In this context, the framework designed by the Italian legislation appears to be inconsistent with the line drawn by the CJEU. Indeed, currently in Italy ECS providers must retain traffic data for 72 months (i.e., six years) for the purposes of preventing or investigating certain crimes (such as crimes committed or attempted for the purpose of terrorism, murder, and so on). This retention period was introduced by Law No. 167/2017, which significantly extended the retention periods provided by default under the Italian Data Protection Code (namely, 24 and 12 months, respectively, for phone and telematic traffic data).
Despite the fact that the provision was harshly criticized by the Italian Data Protection Authority on more than an occasion, it was not changed, nor was a time limit for its applicability established. There are many points of inconsistency with CJEU case law, including the fact that this provision applies to users in general, absent any suspicion that a crime was committed. In this context, unless the Italian Parliament introduces an amendment, it seems highly likely that the CJEU will intervene on this point in the near future.
The cited decisions issued by the CJEU are available here and here.
[1] Privacy International, C-623/17; La Quadrature du Net and Others, Joined Cases C-511/18 and C-512/18; Ordre des barreaux francophones et germanophone and Others, C-520/18.
[2] Directive 2002/58/EC of the European Parliament and of the Council of July 12, 2002 concerning the processing of personal data and the protection of privacy in the electronic communications sector (Directive on privacy and electronic communications).
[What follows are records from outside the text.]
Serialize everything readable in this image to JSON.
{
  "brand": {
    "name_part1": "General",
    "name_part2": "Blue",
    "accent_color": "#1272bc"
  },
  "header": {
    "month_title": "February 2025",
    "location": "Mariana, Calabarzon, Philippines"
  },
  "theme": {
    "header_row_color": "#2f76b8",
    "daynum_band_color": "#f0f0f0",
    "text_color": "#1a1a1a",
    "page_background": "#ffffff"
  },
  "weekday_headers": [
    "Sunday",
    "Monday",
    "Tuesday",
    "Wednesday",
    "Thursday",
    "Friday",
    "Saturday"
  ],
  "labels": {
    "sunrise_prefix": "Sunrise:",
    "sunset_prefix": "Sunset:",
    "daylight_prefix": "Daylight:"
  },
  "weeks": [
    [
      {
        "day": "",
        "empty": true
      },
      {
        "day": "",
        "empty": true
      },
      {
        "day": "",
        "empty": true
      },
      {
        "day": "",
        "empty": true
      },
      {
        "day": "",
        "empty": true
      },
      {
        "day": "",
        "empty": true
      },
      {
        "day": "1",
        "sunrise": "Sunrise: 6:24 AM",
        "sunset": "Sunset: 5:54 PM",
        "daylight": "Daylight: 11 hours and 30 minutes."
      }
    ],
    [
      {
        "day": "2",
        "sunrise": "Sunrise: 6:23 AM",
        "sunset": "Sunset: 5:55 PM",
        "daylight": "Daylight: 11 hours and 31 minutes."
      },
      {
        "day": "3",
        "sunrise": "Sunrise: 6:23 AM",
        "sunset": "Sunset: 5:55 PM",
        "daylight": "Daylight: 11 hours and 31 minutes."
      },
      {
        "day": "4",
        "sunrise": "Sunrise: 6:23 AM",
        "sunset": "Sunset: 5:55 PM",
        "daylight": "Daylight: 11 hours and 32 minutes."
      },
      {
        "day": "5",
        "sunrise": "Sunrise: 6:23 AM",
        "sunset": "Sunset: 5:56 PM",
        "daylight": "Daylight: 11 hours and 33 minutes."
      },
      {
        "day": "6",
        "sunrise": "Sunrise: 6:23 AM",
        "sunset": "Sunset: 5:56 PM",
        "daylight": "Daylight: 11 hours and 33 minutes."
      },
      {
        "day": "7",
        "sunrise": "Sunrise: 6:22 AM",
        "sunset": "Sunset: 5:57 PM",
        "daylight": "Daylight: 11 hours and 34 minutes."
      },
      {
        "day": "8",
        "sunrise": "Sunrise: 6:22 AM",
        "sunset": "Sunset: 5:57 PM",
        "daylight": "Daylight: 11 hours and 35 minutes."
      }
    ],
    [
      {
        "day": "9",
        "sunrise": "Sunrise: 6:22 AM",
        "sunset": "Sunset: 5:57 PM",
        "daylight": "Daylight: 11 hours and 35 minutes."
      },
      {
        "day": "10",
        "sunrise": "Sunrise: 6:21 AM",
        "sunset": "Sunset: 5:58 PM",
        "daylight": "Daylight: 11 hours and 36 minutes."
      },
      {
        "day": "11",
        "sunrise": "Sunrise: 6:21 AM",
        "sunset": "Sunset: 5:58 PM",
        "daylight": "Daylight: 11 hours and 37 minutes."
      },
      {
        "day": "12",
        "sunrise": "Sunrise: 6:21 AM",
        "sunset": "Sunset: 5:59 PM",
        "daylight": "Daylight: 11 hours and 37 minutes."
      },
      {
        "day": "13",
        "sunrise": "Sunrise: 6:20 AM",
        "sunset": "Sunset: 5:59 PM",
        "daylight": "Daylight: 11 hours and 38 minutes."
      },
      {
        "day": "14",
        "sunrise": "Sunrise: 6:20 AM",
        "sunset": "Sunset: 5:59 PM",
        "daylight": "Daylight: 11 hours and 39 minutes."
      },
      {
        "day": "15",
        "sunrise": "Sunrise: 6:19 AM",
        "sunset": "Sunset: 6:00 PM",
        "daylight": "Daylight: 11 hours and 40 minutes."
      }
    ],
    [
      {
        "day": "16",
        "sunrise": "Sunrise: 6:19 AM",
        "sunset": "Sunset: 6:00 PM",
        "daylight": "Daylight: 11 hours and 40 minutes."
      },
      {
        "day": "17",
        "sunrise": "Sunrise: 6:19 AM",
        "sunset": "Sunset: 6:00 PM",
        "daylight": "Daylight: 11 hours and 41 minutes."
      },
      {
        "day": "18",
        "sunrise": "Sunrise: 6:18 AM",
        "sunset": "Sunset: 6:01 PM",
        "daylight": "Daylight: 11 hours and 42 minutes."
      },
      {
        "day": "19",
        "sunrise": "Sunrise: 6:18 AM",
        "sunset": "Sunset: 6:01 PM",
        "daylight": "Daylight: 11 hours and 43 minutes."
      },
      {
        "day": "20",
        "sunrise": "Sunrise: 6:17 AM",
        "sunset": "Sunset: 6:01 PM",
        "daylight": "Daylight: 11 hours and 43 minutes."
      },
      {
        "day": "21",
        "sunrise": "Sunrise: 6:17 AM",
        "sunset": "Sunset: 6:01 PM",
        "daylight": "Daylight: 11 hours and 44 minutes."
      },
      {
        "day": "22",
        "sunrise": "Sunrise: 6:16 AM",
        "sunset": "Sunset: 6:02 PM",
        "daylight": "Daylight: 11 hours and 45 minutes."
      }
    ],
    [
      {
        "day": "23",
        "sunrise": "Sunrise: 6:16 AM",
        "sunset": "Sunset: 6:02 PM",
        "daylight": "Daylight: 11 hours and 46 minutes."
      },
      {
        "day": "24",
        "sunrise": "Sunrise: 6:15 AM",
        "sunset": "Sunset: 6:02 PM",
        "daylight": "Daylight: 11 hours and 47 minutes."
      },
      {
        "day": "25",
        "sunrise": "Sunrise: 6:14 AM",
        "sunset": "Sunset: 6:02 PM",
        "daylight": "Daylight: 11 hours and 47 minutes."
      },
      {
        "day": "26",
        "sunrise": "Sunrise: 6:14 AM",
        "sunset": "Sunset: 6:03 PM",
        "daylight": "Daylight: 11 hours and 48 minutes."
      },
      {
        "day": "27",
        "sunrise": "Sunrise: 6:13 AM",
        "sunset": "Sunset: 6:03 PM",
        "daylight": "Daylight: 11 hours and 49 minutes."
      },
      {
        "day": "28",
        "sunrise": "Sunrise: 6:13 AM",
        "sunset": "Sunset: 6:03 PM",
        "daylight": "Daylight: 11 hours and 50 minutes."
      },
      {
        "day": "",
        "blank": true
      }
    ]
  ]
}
[3] According to Article 4(2) TEU, “The Union […] shall respect their essential State functions, including ensuring the territorial integrity of the State, maintaining law and order and safeguarding national security. In particular, national security remains the sole responsibility of each Member State.”
[4] C-203/15 and C-698/15.
[5] Directive 2006/24/EC of the European Parliament and of the Council of March 15, 2006 on the retention of data generated or processed in connection with the provision of publicly available electronic communications services or of public communications networks and amending Directive 2002/58/EC.